Japan's feudal attitudes struggle against need for a more global outlook

Has success spoiled the Japanese? Are they becoming too complacent, too smug? Having reached, through beaverlike diligence, a plateau of material well-being never dreamed of by their parents, do they just want to cling to what they have while making sure that their children have more?

A recent editorial in the newspaper Nihon Keizai points out that Japan's present prosperity rests on two legs: guaranteed security coming from being a member of the Western lineup (more specifically, from the US-Japan security treaty), and reliance on the developing nations for about half of all Japan's exports and imports.

The same newspaper noted that many traditional New Year's decorations and foodstuffs - bamboo-and-pine gate sentinels (plastic, alas), herring roe, shrimp , and good-luck arrows - come from South Korea, Hong Kong, Panama, and even the North Sea. (Gate sentinels are plants traditionally placed at the entrance to a house at New Year's.)

Yet Japan's own defense spending is less than 1percent of its gross national product. Its record of aid to developing countries has improved in recent years, but its level of generosity is still far from catching up, on a per capita basis , with that of much smaller nations like the Netherlands or those in Scandinavia.

Japan's exports flood the world. But the outside world perceives the Japanese market as a nearly impregnable fortress.

The perception is very unfair, trade ministry officials say, citing comparative figures on customs duties and restrictive quotas. Still, Japan imports far fewer manufactured goods, as a proportion of total imports, than do most other industrialized countries.

Meanwhile, Japanese companies spent a record 3.48 trillion yen - nearly $15 billion - on tax-deductible entertainment last year, according to National Tax Administration figures. This far surpasses Japan's current defense budget of $11 .4 billion.

Executives of these same companies lament that promising younger staff members are increasingly reluctant to take assignments overseas. They are just too comfortable at home in Japan. Or rather, they fear leaving their safe, cozy neighborhoods for the ''violent jungles'' of New York or Los Angeles. For those with school-age children, a more powerful disincentive is the devilish difficulty of reinserting pupils into the Japanese educational system after a prolonged stay abroad.

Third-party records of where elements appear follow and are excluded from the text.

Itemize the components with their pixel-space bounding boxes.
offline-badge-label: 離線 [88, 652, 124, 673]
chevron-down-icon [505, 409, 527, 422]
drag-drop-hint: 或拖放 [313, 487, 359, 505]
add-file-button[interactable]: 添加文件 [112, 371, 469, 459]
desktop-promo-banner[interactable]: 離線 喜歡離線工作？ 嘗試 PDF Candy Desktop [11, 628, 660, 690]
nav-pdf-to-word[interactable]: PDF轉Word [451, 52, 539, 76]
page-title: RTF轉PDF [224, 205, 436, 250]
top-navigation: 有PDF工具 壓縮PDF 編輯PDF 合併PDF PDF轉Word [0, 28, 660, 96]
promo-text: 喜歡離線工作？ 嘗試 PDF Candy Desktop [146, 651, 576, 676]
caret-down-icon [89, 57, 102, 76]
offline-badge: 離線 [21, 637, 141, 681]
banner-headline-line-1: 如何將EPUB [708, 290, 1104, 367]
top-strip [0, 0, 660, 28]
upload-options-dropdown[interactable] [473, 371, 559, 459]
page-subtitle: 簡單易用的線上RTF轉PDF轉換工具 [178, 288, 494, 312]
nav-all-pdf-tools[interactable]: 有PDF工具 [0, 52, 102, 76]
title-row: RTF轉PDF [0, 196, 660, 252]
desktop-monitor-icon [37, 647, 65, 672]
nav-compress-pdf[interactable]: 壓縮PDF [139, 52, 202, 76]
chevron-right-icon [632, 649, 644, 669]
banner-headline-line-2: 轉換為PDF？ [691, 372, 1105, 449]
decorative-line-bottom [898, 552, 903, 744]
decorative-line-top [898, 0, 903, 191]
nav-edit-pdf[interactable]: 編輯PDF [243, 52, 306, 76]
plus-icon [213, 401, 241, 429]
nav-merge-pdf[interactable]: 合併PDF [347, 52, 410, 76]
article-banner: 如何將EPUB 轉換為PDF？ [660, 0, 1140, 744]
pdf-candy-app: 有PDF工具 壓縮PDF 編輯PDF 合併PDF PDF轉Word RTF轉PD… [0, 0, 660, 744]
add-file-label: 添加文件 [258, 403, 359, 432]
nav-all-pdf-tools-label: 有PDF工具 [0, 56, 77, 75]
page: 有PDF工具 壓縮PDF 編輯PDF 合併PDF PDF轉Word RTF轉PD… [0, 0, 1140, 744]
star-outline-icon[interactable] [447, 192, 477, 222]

Parents who must be posted overseas often leave their offspring, particularly their sons, at home with relatives, so as not to disadvantage them for tough high school and university entrance examinations.

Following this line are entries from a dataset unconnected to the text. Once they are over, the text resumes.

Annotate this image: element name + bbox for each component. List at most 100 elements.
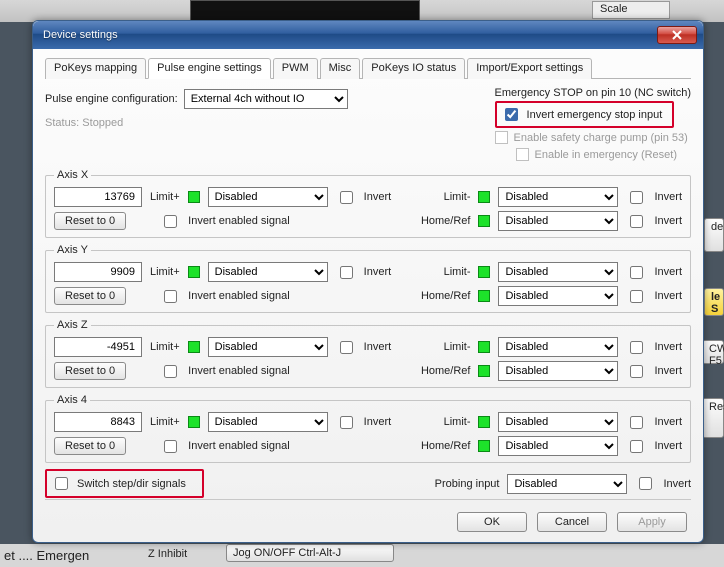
tab-import-export-settings[interactable]: Import/Export settings <box>467 58 592 79</box>
axis-x-homeref-invert-checkbox[interactable] <box>630 215 643 228</box>
bg-text-emergen: et .... Emergen <box>4 548 89 563</box>
axis-z-reset-button[interactable]: Reset to 0 <box>54 362 126 380</box>
axis-z-homeref-invert-label: Invert <box>654 365 682 377</box>
axis-y-homeref-select[interactable]: Disabled <box>498 286 618 306</box>
ok-button[interactable]: OK <box>457 512 527 532</box>
axis-4-limitplus-invert-checkbox[interactable] <box>340 416 353 429</box>
axis-z-group: Axis Z Limit+ Disabled Invert Limit- Dis… <box>45 319 691 388</box>
axis-z-limitminus-invert-checkbox[interactable] <box>630 341 643 354</box>
axis-x-homeref-label: Home/Ref <box>421 215 471 227</box>
safety-pump-checkbox <box>495 131 508 144</box>
axis-y-limitplus-invert-checkbox[interactable] <box>340 266 353 279</box>
axis-x-reset-button[interactable]: Reset to 0 <box>54 212 126 230</box>
axis-4-invert-enabled-label: Invert enabled signal <box>188 440 290 452</box>
axis-z-invert-enabled-checkbox[interactable] <box>164 365 177 378</box>
axis-x-homeref-led <box>478 215 490 227</box>
axis-4-limitplus-led <box>188 416 200 428</box>
probing-input-label: Probing input <box>435 478 500 490</box>
axis-y-invert-enabled-checkbox[interactable] <box>164 290 177 303</box>
bg-button-res[interactable]: Res <box>702 398 724 438</box>
probing-invert-checkbox[interactable] <box>639 477 652 490</box>
cancel-button[interactable]: Cancel <box>537 512 607 532</box>
axis-x-limitminus-select[interactable]: Disabled <box>498 187 618 207</box>
bg-scale-label: Scale <box>600 3 628 15</box>
axis-z-invert-enabled-label: Invert enabled signal <box>188 365 290 377</box>
axis-4-limitplus-label: Limit+ <box>150 416 180 428</box>
tab-pokeys-mapping[interactable]: PoKeys mapping <box>45 58 146 79</box>
axis-y-homeref-led <box>478 290 490 302</box>
pulse-engine-config-select[interactable]: External 4ch without IO <box>184 89 348 109</box>
switch-step-dir-checkbox[interactable] <box>55 477 68 490</box>
bg-button-cw[interactable]: CW F5 <box>702 340 724 364</box>
bg-jog-toggle[interactable]: Jog ON/OFF Ctrl-Alt-J <box>226 544 394 562</box>
safety-pump-label: Enable safety charge pump (pin 53) <box>514 132 688 144</box>
axis-4-invert-enabled-checkbox[interactable] <box>164 440 177 453</box>
axis-x-limitminus-invert-label: Invert <box>654 191 682 203</box>
axis-z-limitminus-led <box>478 341 490 353</box>
axis-4-limitplus-invert-label: Invert <box>364 416 392 428</box>
axis-z-value[interactable] <box>54 337 142 357</box>
axis-4-homeref-led <box>478 440 490 452</box>
axis-4-limitplus-select[interactable]: Disabled <box>208 412 328 432</box>
axis-4-value[interactable] <box>54 412 142 432</box>
bg-text-zinhibit: Z Inhibit <box>148 548 187 560</box>
axis-4-limitminus-select[interactable]: Disabled <box>498 412 618 432</box>
probing-invert-label: Invert <box>663 478 691 490</box>
tab-pwm[interactable]: PWM <box>273 58 318 79</box>
tab-strip: PoKeys mapping Pulse engine settings PWM… <box>45 57 691 79</box>
axis-x-limitminus-invert-checkbox[interactable] <box>630 191 643 204</box>
axis-x-value[interactable] <box>54 187 142 207</box>
axis-y-homeref-invert-checkbox[interactable] <box>630 290 643 303</box>
axis-z-homeref-invert-checkbox[interactable] <box>630 365 643 378</box>
axis-z-limitminus-select[interactable]: Disabled <box>498 337 618 357</box>
axis-y-limitminus-invert-checkbox[interactable] <box>630 266 643 279</box>
enable-in-emerg-label: Enable in emergency (Reset) <box>535 149 677 161</box>
axis-4-limitminus-label: Limit- <box>444 416 471 428</box>
tab-pulse-engine-settings[interactable]: Pulse engine settings <box>148 58 271 79</box>
axis-4-limitminus-invert-label: Invert <box>654 416 682 428</box>
invert-estop-checkbox[interactable] <box>505 108 518 121</box>
axis-4-homeref-invert-checkbox[interactable] <box>630 440 643 453</box>
axis-y-limitplus-label: Limit+ <box>150 266 180 278</box>
axis-x-group: Axis X Limit+ Disabled Invert Limit- Dis… <box>45 169 691 238</box>
axis-x-legend: Axis X <box>54 169 91 181</box>
axis-y-limitplus-select[interactable]: Disabled <box>208 262 328 282</box>
axis-x-invert-enabled-checkbox[interactable] <box>164 215 177 228</box>
estop-header: Emergency STOP on pin 10 (NC switch) <box>495 87 691 99</box>
axis-x-limitplus-invert-checkbox[interactable] <box>340 191 353 204</box>
axis-4-homeref-invert-label: Invert <box>654 440 682 452</box>
axis-y-group: Axis Y Limit+ Disabled Invert Limit- Dis… <box>45 244 691 313</box>
switch-step-dir-label: Switch step/dir signals <box>77 478 186 490</box>
axis-z-limitplus-select[interactable]: Disabled <box>208 337 328 357</box>
axis-z-limitplus-invert-label: Invert <box>364 341 392 353</box>
probing-input-select[interactable]: Disabled <box>507 474 627 494</box>
axis-y-reset-button[interactable]: Reset to 0 <box>54 287 126 305</box>
axis-y-homeref-label: Home/Ref <box>421 290 471 302</box>
axis-x-homeref-select[interactable]: Disabled <box>498 211 618 231</box>
axis-4-group: Axis 4 Limit+ Disabled Invert Limit- Dis… <box>45 394 691 463</box>
axis-z-limitplus-led <box>188 341 200 353</box>
footer-divider <box>45 499 691 500</box>
axis-4-reset-button[interactable]: Reset to 0 <box>54 437 126 455</box>
axis-x-limitplus-label: Limit+ <box>150 191 180 203</box>
axis-y-limitminus-select[interactable]: Disabled <box>498 262 618 282</box>
axis-z-limitplus-invert-checkbox[interactable] <box>340 341 353 354</box>
tab-misc[interactable]: Misc <box>320 58 361 79</box>
axis-4-homeref-label: Home/Ref <box>421 440 471 452</box>
axis-z-homeref-label: Home/Ref <box>421 365 471 377</box>
apply-button[interactable]: Apply <box>617 512 687 532</box>
axis-x-limitplus-led <box>188 191 200 203</box>
axis-x-limitplus-select[interactable]: Disabled <box>208 187 328 207</box>
close-button[interactable] <box>657 26 697 44</box>
axis-y-limitminus-invert-label: Invert <box>654 266 682 278</box>
axis-4-limitminus-invert-checkbox[interactable] <box>630 416 643 429</box>
bg-button-les[interactable]: le S <box>704 288 724 316</box>
enable-in-emerg-checkbox <box>516 148 529 161</box>
axis-y-homeref-invert-label: Invert <box>654 290 682 302</box>
axis-y-value[interactable] <box>54 262 142 282</box>
axis-z-homeref-select[interactable]: Disabled <box>498 361 618 381</box>
axis-x-limitminus-led <box>478 191 490 203</box>
tab-pokeys-io-status[interactable]: PoKeys IO status <box>362 58 465 79</box>
close-icon <box>672 30 682 40</box>
axis-4-homeref-select[interactable]: Disabled <box>498 436 618 456</box>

It occurs to relatively few parents that exposure to a different society in childhood can be ideal training for multinational interactions later. In the abstract, many Japanese recognize that such interactions are a necessary condition for national survival. But when it comes to concrete cases, the obstacles remain formidable.

Prime Minister Yasuhiro Nakasone has put forward a bold proposal that children be taught English from primary school ''because by the mid-21st century , when they are my age, they will be living in an international society.'' The reality today is that the English taught in high school and college barely enables students to hail a waiter or a cab.

''I ordered vanilla ice cream and got a banana,'' ruefully recalled a Japanese just returned from abroad. (The misunderstanding apparently was due to the typical difficulty of pronouncing v's and l's correctly.)

During his first year as premier, Mr. Nakasone has given Japan much higher international visibility than before. At home, he preaches the need for his countrymen to become more globally-minded. It has been an uphill struggle. While Mr. Nakasone's election disaster in December may be ascribed to other causes, his emphasis on Japan's international responsibilities won few votes.

Still, he persists. At his New Year press conference he repeated his campaign assertion that he was determined to reverse the international perception of Japan as ''unfair.''

During the 200-year period of feudal isolation preceding Japan's mid-19th century opening to the West, any Japanese caught trying to smuggle himself abroad was executed. So was any Japanese who returned secretly from exotic foreign lands.

Today, this correspondent has found Japanese studying Hebrew in Jerusalem and Icelandic in Reykjavik. But mental attitudes dating from feudal times have not been entirely overcome. In some cases, they may even have been strengthened by Japan's overwhelming economic success.

Many Japanese tourists returning from overseas are often convinced that their society functions like clockwork while every other has a screw loose somewhere. If they want reassurance, they have only to turn to such books as ''Japan as No. 1'' by Harvard professor Ezra Vogel.

There may well be no short-range remedy for this kind of tunnel vision, which after all is not unique to Japan. Mr. Nakasone may be right to be talking of the mid-21st century as the time when his efforts to spur a more international-minded Japan will come to full fruition.

But small signs of progress may be seen even today. This correspondent has come across Japanese youth volunteers in places like Sabah, Malaysia, teaching rice-farming and motivated, as one of them said, by the thought that ''I would like to pass on, to people less fortunate than me, some of the skills I learned from my teachers and forebears.''

Or, as a midwife training to work in a developing country told a Japanese newspaper, ''I'd just like to share weal and woe with people born into poverty.''

Spontaneous generosity is not contrary to the Japanese character. These islanders' hopes for the 21st century rest on the dawning perception that intelligent generosity is a necessary condition, not only for prosperity, but also for sheer survival in an interdependent world.